Российский Жилблаз, или Похождения князя Гаврилы Симоновича Чистякова. Василий Нарежный
Иван? – спросил я сердито.
– Вашему сиятельству должно лучше знать, потому что Иван сказывал, что ваше сиятельство приказали ему куда-то сходить по делам вашего сиятельства…
– Чтоб тебя черт взял со всеми сиятельствами, – сказал я. – Где ж он теперь?
– Вашему сиятельству должно это лучше знать, потому что…
– Иван сказывал, что мое сиятельство приказало? – перебил я еще гневливее.
– Потому что он ушел с вечера и до сих пор не бывал.
«Что мне толковать с безмозглою бабою! – подумал я, – пойду лучше лягу спать: авось-либо он подойдет».
– Как придет сын твой, – сказал я, – вели, чтоб он запряг лошадь и ждал меня. Я спал до полудня.
– Иван? – спросил проснувшись. Марья стояла подле меня и плакала. – Что ж ты, Марья?
– Ах, батюшка, – сказала она всхлипывая, – Иван бежал!
– Бежал? – вскричал я и вскочил как бешеный.
– Куда же бежал?
– Бог весть!
– Почему же ты знаешь, что он бежал?
– Мне сказала сегодни Макруша, княжна Угорелова, что он и ее подговаривал бежать с собою.
Долго стоял я подгорюнившись; наконец вышел на двор, чтобы самому запрячь лошадь и ехать возить хлеб. На это был я великий мастер при жизни батюшки. Но увы! какой ужас почувствовал я! Бедная животина от долговременного, как видно, пощения, пала. Я оплакал смерть ее чистосердечно и пошел в поле свое пешком.
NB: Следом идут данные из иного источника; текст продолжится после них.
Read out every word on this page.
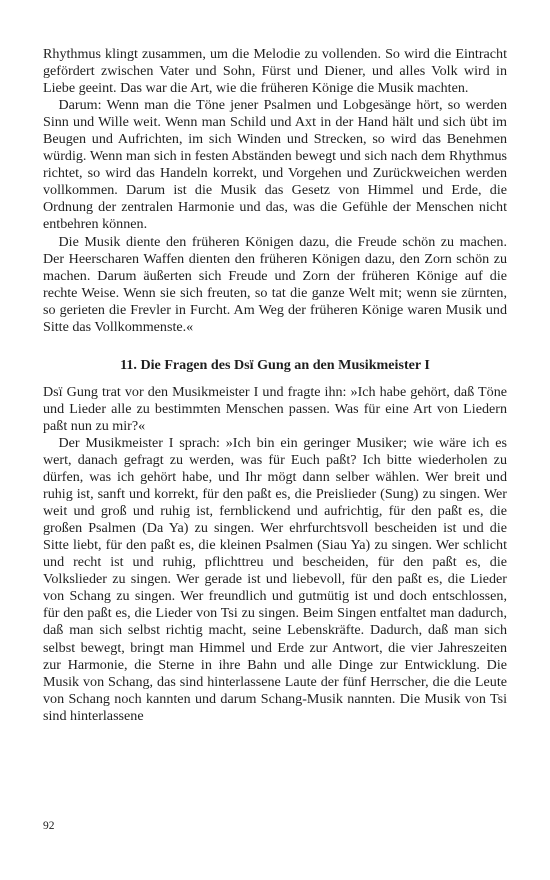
Rhythmus klingt zusammen, um die Melodie zu vollenden. So wird die Eintracht gefördert zwischen Vater und Sohn, Fürst und Diener, und alles Volk wird in Liebe geeint. Das war die Art, wie die früheren Könige die Musik machten.

Darum: Wenn man die Töne jener Psalmen und Lobgesänge hört, so werden Sinn und Wille weit. Wenn man Schild und Axt in der Hand hält und sich übt im Beugen und Aufrichten, im sich Winden und Strecken, so wird das Benehmen würdig. Wenn man sich in festen Abständen bewegt und sich nach dem Rhythmus richtet, so wird das Handeln korrekt, und Vorgehen und Zurückweichen werden vollkommen. Darum ist die Musik das Gesetz von Himmel und Erde, die Ordnung der zentralen Harmonie und das, was die Gefühle der Menschen nicht entbehren können.

Die Musik diente den früheren Königen dazu, die Freude schön zu machen. Der Heerscharen Waffen dienten den früheren Königen dazu, den Zorn schön zu machen. Darum äußerten sich Freude und Zorn der früheren Könige auf die rechte Weise. Wenn sie sich freuten, so tat die ganze Welt mit; wenn sie zürnten, so gerieten die Frevler in Furcht. Am Weg der früheren Könige waren Musik und Sitte das Vollkommenste.«

11. Die Fragen des Dsï Gung an den Musikmeister I

Dsï Gung trat vor den Musikmeister I und fragte ihn: »Ich habe gehört, daß Töne und Lieder alle zu bestimmten Menschen passen. Was für eine Art von Liedern paßt nun zu mir?«

Der Musikmeister I sprach: »Ich bin ein geringer Musiker; wie wäre ich es wert, danach gefragt zu werden, was für Euch paßt? Ich bitte wiederholen zu dürfen, was ich gehört habe, und Ihr mögt dann selber wählen. Wer breit und ruhig ist, sanft und korrekt, für den paßt es, die Preislieder (Sung) zu singen. Wer weit und groß und ruhig ist, fernblickend und aufrichtig, für den paßt es, die großen Psalmen (Da Ya) zu singen. Wer ehrfurchtsvoll bescheiden ist und die Sitte liebt, für den paßt es, die kleinen Psalmen (Siau Ya) zu singen. Wer schlicht und recht ist und ruhig, pflichttreu und bescheiden, für den paßt es, die Volkslieder zu singen. Wer gerade ist und liebevoll, für den paßt es, die Lieder von Schang zu singen. Wer freundlich und gutmütig ist und doch entschlossen, für den paßt es, die Lieder von Tsi zu singen. Beim Singen entfaltet man dadurch, daß man sich selbst richtig macht, seine Lebenskräfte. Dadurch, daß man sich selbst bewegt, bringt man Himmel und Erde zur Antwort, die vier Jahreszeiten zur Harmonie, die Sterne in ihre Bahn und alle Dinge zur Entwicklung. Die Musik von Schang, das sind hinterlassene Laute der fünf Herrscher, die die Leute von Schang noch kannten und darum Schang-Musik nannten. Die Musik von Tsi sind hinterlassene

92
Не доходя до него за несколько десятин, в глазах моих зазеленело. Неужели это мое поле? Кажется, я его довольно помню; а теперь вижу луг, ибо там целые стада скотины бродят. Подошед к самой ниве, сердце мое стеснилось: все было измято, избито, вытоптано. Скрепившись, подошел бодро к пастухам.
– Бездельники, – вскричал я гневно, – как смеете вы?… – И губы мои оледенели.
– Что угодно вашему сиятельству? – сказал один из них, подошед ко мне, с насмешкою, – это поле наше!
Его насмешливый вид привел меня в себя.
– Как ваше?
– Крестьянин вашего сиятельства Иван сказал нам, что вы вдруг разбогатели, а потому никак не хотите носить имени хлебопашца: оно очень для князя подло. От имени вашего сиятельства продал он нам это поле, и мы дали ему при многих свидетелях выговоренные деньги.
Он замолчал и улыбался. Презрение сего человека не допустило меня до отчаяния. Побег Ивана ясно доказывал его правду. Я скрепился и, по-видимому, довольно равнодушно поворотил в деревню. Долго слышал я хохот, меня провождавший. «Прощайте, ваше сиятельство, – кричали они вслед, – счастливый путь вашему сиятельству!»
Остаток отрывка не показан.